Graziela



TODO NEGRO

            Martina no paraba de dar vueltas en la cama. Me despertó un par de veces y aunque dejó de moverse la sentía inquieta, sabía que tenía los ojos abiertos y algo le rondaba la cabeza.
            - ¿Qué te pasa mujer? ¿Estás preocupada?
            - Nada. Todo. Lo de siempre.
            Después fui yo el que no conseguía conciliar de nuevo el sueño y cuando lo hice una pesadilla horrible me atormento el descanso. Sonaban las sirenas, la gente corría. Algunas mujeres no podían evitar las lágrimas y otras se restregaban nerviosas una mano con otra hasta hacerlas enrojecer. Llovía. A ratos se escuchaban cuchicheos que rompían el silencio denso que rodeaba la escena. La espera era infinita. Anochecía cuando sacaron al primero, malherido. Después fui yo. Me veía inconsciente. Martina me abrazaba, empapada. No notaba la humedad, estaba frío.  

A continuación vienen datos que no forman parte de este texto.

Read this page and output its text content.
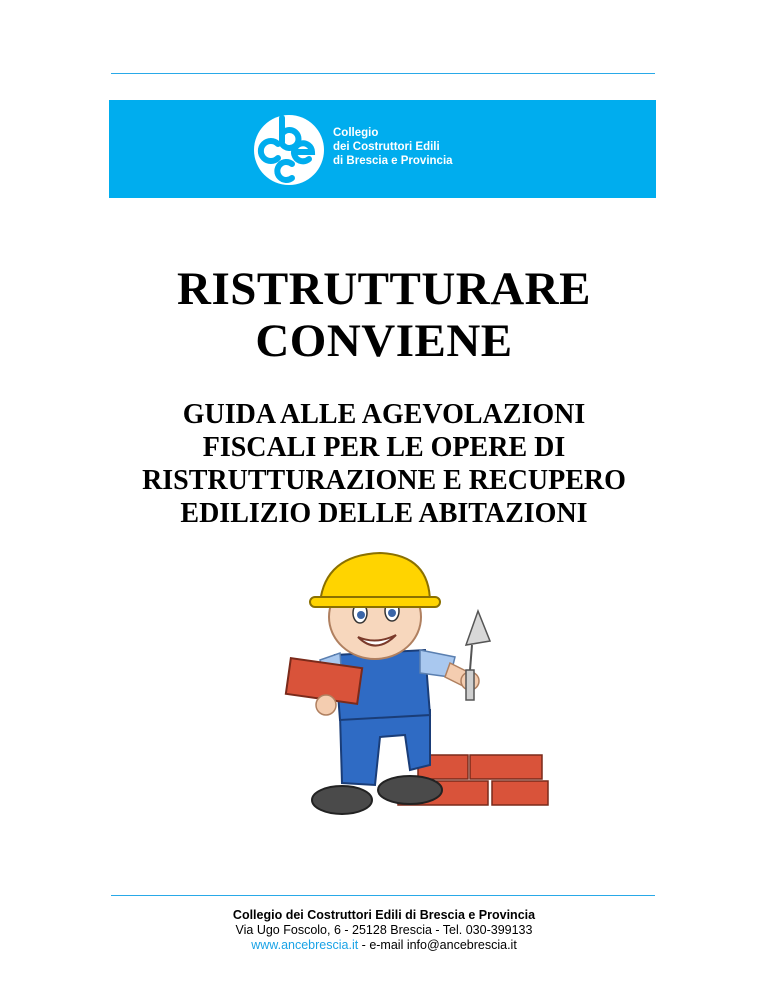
Collegio
dei Costruttori Edili
di Brescia e Provincia
RISTRUTTURARE
CONVIENE
GUIDA ALLE AGEVOLAZIONI
FISCALI PER LE OPERE DI
RISTRUTTURAZIONE E RECUPERO
EDILIZIO DELLE ABITAZIONI
Collegio dei Costruttori Edili di Brescia e Provincia
Via Ugo Foscolo, 6 - 25128 Brescia - Tel. 030-399133
www.ancebrescia.it - e-mail info@ancebrescia.it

            Aquella mañana el cielo era más plomizo, parecía que se nos iba a caer encima. Supe que no veríamos el sol. Tuve un barrunto. Mientras ella preparaba el desayuno la rodee con mis brazos por la espalda, besé su cuello, como hacía cuando éramos jóvenes. Martina  no  dijo “quita bobo”, sonriendo y apretándose contra mí, como parte del juego. Se volvió y me abrazo con fuerza, escondiendo su cara entre mi cuello.  Comimos en silencio, mirándonos como si nos viéramos por dentro. Los  chicos seguía en la cama, aun les quedaba media hora de sueño. No me quise marchar sin despedirme de ellos, aunque se despertaran. Quizás sería la última vez que podía hacerlo.
            Había electricidad en el aire, el ambiente era denso. Comenzó a llover. Vi algunas caras preocupadas entre mis compañeros. Seguro que también había tenido el mal palpito.
            Cuando casi se había hecho la hora de salir se escuchó un estruendo. En esta ocasión tampoco nos salvó la campana. Se apagaron las luces y todos corrimos.
            Había sido en la sexta galería. Intentamos llegar hasta los compañeros. Los de la quinta ya estaban apartando las piedras para rescatarlos. Sonaban las sirenas. Salimos a la superficie.  Fuera se agolpaba la gente, expectante. Anochecía cuando sacaron al primero, le sujetaban entre dos hombres, desmadejado, arrastrando los pies. Después aparecieron con Agustín,  malherido, como en mi sueño. Todo negro, con hilos de sangre brotando de su boca y un oído. Su mujer se acerco corriendo, con las manos rojas, descarnadas.
            Martina me abrazó llorando. Había sido un día negro. Sentí pena, rabia, culpa por esa alegría infinita de saber que no había sido yo.